The Greensboro City Council is deep into the budget process, with a work session on Thursday, June 9 and one on Tuesday, June 14.

The normal budget process for the City Council is to have the city manager present the proposed budget in May and, during the budget work sessions, the City Council makes minor tweaks amounting to a few hundred thousand dollars in the more than half million dollar budget.

However, 2022 is far from a normal budget year and the City Council is considering major adjustments to the budget presented by City Manager Tai Jaiyeoba, which includes the equivalent of an 11-cent tax increase.

Mayor Nancy Vaughan sent an email to the senior city staff and city councilmembers on Tuesday, June 14 outlining some of the concerns and questions she has about the proposed budget.

Vaughan states, “I have always said that my main concerns are employee compensation and housing.  I think this budget falls short on both of those items.”

“We must show our commitment to employee compensation and the best plan for retaining our employees and making us competitive in the marketplace.  I do not believe we are meeting those objectives.”

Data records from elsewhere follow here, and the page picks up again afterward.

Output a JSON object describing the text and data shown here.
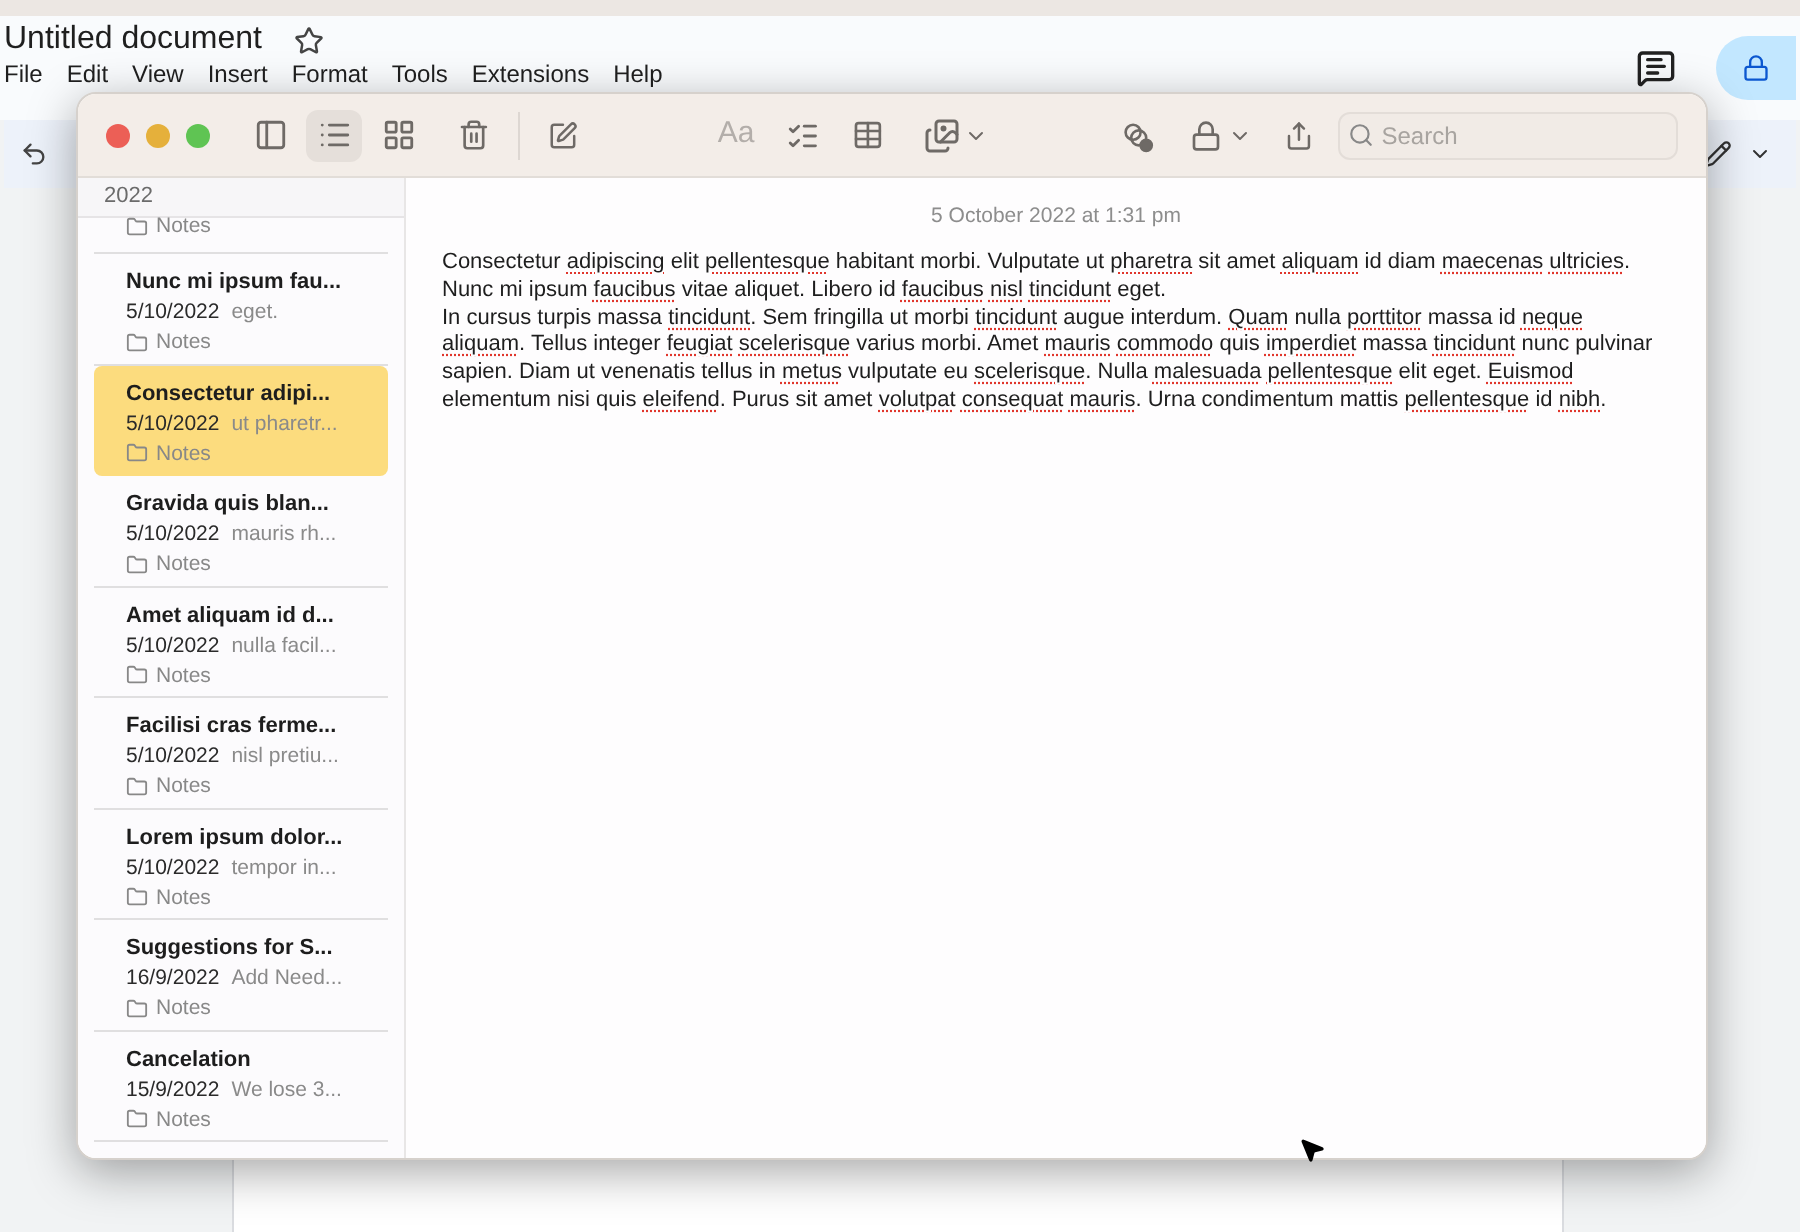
{
  "document": {
    "title": "Untitled document",
    "menu": [
      "File",
      "Edit",
      "View",
      "Insert",
      "Format",
      "Tools",
      "Extensions",
      "Help"
    ]
  },
  "notes_window": {
    "toolbar": {
      "views": [
        {
          "kind": "sidebar",
          "selected": false
        },
        {
          "kind": "list",
          "selected": true
        },
        {
          "kind": "gallery",
          "selected": false
        }
      ],
      "format_label": "Aa",
      "search": {
        "placeholder": "Search"
      }
    },
    "sidebar": {
      "section": "2022",
      "notes": [
        {
          "folder": "Notes",
          "selected": false
        },
        {
          "title": "Nunc mi ipsum fau...",
          "date": "5/10/2022",
          "preview": "eget.",
          "folder": "Notes",
          "selected": false
        },
        {
          "title": "Consectetur adipi...",
          "date": "5/10/2022",
          "preview": "ut pharetr...",
          "folder": "Notes",
          "selected": true
        },
        {
          "title": "Gravida quis blan...",
          "date": "5/10/2022",
          "preview": "mauris rh...",
          "folder": "Notes",
          "selected": false
        },
        {
          "title": "Amet aliquam id d...",
          "date": "5/10/2022",
          "preview": "nulla facil...",
          "folder": "Notes",
          "selected": false
        },
        {
          "title": "Facilisi cras ferme...",
          "date": "5/10/2022",
          "preview": "nisl pretiu...",
          "folder": "Notes",
          "selected": false
        },
        {
          "title": "Lorem ipsum dolor...",
          "date": "5/10/2022",
          "preview": "tempor in...",
          "folder": "Notes",
          "selected": false
        },
        {
          "title": "Suggestions for S...",
          "date": "16/9/2022",
          "preview": "Add Need...",
          "folder": "Notes",
          "selected": false
        },
        {
          "title": "Cancelation",
          "date": "15/9/2022",
          "preview": "We lose 3...",
          "folder": "Notes",
          "selected": false
        }
      ]
    },
    "note": {
      "timestamp": "5 October 2022 at 1:31 pm",
      "paragraphs": [
        [
          {
            "text": "Consectetur ",
            "misspelled": false
          },
          {
            "text": "adipiscing",
            "misspelled": true
          },
          {
            "text": " elit ",
            "misspelled": false
          },
          {
            "text": "pellentesque",
            "misspelled": true
          },
          {
            "text": " habitant morbi. Vulputate ut ",
            "misspelled": false
          },
          {
            "text": "pharetra",
            "misspelled": true
          },
          {
            "text": " sit amet ",
            "misspelled": false
          },
          {
            "text": "aliquam",
            "misspelled": true
          },
          {
            "text": " id diam ",
            "misspelled": false
          },
          {
            "text": "maecenas",
            "misspelled": true
          },
          {
            "text": " ultricies",
            "misspelled": true
          },
          {
            "text": ". Nunc mi ipsum ",
            "misspelled": false
          },
          {
            "text": "faucibus",
            "misspelled": true
          },
          {
            "text": " vitae aliquet. Libero id ",
            "misspelled": false
          },
          {
            "text": "faucibus",
            "misspelled": true
          },
          {
            "text": " nisl",
            "misspelled": true
          },
          {
            "text": " tincidunt",
            "misspelled": true
          },
          {
            "text": " eget.",
            "misspelled": false
          }
        ],
        [
          {
            "text": "In cursus turpis massa ",
            "misspelled": false
          },
          {
            "text": "tincidunt",
            "misspelled": true
          },
          {
            "text": ". Sem fringilla ut morbi ",
            "misspelled": false
          },
          {
            "text": "tincidunt",
            "misspelled": true
          },
          {
            "text": " augue interdum. ",
            "misspelled": false
          },
          {
            "text": "Quam",
            "misspelled": true
          },
          {
            "text": " nulla ",
            "misspelled": false
          },
          {
            "text": "porttitor",
            "misspelled": true
          },
          {
            "text": " massa id ",
            "misspelled": false
          },
          {
            "text": "neque",
            "misspelled": true
          },
          {
            "text": " aliquam",
            "misspelled": true
          },
          {
            "text": ". Tellus integer ",
            "misspelled": false
          },
          {
            "text": "feugiat",
            "misspelled": true
          },
          {
            "text": " scelerisque",
            "misspelled": true
          },
          {
            "text": " varius morbi. Amet ",
            "misspelled": false
          },
          {
            "text": "mauris",
            "misspelled": true
          },
          {
            "text": " commodo",
            "misspelled": true
          },
          {
            "text": " quis ",
            "misspelled": false
          },
          {
            "text": "imperdiet",
            "misspelled": true
          },
          {
            "text": " massa ",
            "misspelled": false
          },
          {
            "text": "tincidunt",
            "misspelled": true
          },
          {
            "text": " nunc pulvinar sapien. Diam ut venenatis tellus in ",
            "misspelled": false
          },
          {
            "text": "metus",
            "misspelled": true
          },
          {
            "text": " vulputate eu ",
            "misspelled": false
          },
          {
            "text": "scelerisque",
            "misspelled": true
          },
          {
            "text": ". Nulla ",
            "misspelled": false
          },
          {
            "text": "malesuada",
            "misspelled": true
          },
          {
            "text": " pellentesque",
            "misspelled": true
          },
          {
            "text": " elit eget. ",
            "misspelled": false
          },
          {
            "text": "Euismod",
            "misspelled": true
          },
          {
            "text": " elementum nisi quis ",
            "misspelled": false
          },
          {
            "text": "eleifend",
            "misspelled": true
          },
          {
            "text": ". Purus sit amet ",
            "misspelled": false
          },
          {
            "text": "volutpat",
            "misspelled": true
          },
          {
            "text": " consequat",
            "misspelled": true
          },
          {
            "text": " mauris",
            "misspelled": true
          },
          {
            "text": ". Urna condimentum mattis ",
            "misspelled": false
          },
          {
            "text": "pellentesque",
            "misspelled": true
          },
          {
            "text": " id ",
            "misspelled": false
          },
          {
            "text": "nibh",
            "misspelled": true
          },
          {
            "text": ".",
            "misspelled": false
          }
        ]
      ]
    }
  }
}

Vaughan included a number of possible reductions in spending that would free up money for employee compensation increases.  One is reducing the $12 million in the proposed budget for debt service for the $135 million in bonds that are on the July 26 ballot to $6 million.  Vaughan in a telephone interview noted that it was unusual to fund bonds before they passed and even if all $135 million in bonds passes, the bonds won’t be sold immediately.

Vaughan also suggested the City Council consider using American Rescue Plan (ARP) funds for maintenance currently budgeted at $5.4 million and to purchase take home cars for the Police Department, which would take those expenditures out of the 2022-2023 budget.

Vaughan questioned the reasoning behind adding eight new positions to the Police Department when the Police Department is well over 100 officers short of its full authorization.

Vaughan said, “They have a lot of work to make it where I could support this budget.”